Bidding on the next batch of wireless spectrum — electromagnetic waves over which data gets transmitted on wireless cellular networks — was supposed to start at the end of 2020, but the auction will now be postponed until next summer.

Navdeep Bains, Canada’s Minister of Innovation, Science and Industry, made the announcement on Friday, saying the delay will “allow the telecommunications industry to maintain its focus on providing essential services to Canadians during the COVID-19 pandemic.”

Wireless companies such as Rogers, Telus, Bell and others typically spend billions of dollars bidding for the rights to use certain spectrum bands in certain markets so their customers are better able to send and receive voice and data over their networks.

WATCH | What spectrum is and how it works:

Ever wonder what wireless spectrum is, and why the government auctions it off from time to time?

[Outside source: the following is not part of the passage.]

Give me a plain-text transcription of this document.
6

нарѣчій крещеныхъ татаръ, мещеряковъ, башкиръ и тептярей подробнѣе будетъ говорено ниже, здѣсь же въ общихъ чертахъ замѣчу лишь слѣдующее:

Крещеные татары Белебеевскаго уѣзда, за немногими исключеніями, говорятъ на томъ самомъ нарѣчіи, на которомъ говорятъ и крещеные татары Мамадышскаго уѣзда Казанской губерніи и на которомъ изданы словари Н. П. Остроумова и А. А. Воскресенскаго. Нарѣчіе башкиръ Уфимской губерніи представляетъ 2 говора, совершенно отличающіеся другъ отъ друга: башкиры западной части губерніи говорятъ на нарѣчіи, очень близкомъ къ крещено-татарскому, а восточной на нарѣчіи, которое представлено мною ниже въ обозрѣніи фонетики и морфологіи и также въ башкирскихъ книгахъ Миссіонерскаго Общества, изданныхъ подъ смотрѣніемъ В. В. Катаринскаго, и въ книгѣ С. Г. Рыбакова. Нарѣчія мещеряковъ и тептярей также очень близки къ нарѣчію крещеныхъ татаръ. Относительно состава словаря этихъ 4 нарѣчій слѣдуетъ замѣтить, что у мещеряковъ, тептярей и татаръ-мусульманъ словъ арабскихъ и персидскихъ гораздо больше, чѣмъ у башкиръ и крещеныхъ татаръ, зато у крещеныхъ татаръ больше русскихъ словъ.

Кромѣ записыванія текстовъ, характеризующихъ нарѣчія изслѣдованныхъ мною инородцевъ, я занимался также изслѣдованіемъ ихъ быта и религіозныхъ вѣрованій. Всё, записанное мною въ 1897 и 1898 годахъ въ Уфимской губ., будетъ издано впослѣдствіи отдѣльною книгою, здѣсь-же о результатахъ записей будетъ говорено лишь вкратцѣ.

Then check out this, our helpful explainer 1:28

Bidding in the last spectrum auction in April 2019, for the 600 MHz band, raised almost $3.5 billion.

The 3,500 MHz auction has been officially delayed, and consultations about the auction of the next band of spectrum, 3800 MHz, will begin in August.

Both bands will be critical for 5G, the next generation of wireless networks that can move much more data, much faster than current networks can.

Conspiracy theorists have claimed 5G technology helped caused the COVID-19 pandemic, but there is no scientific basis for those claims.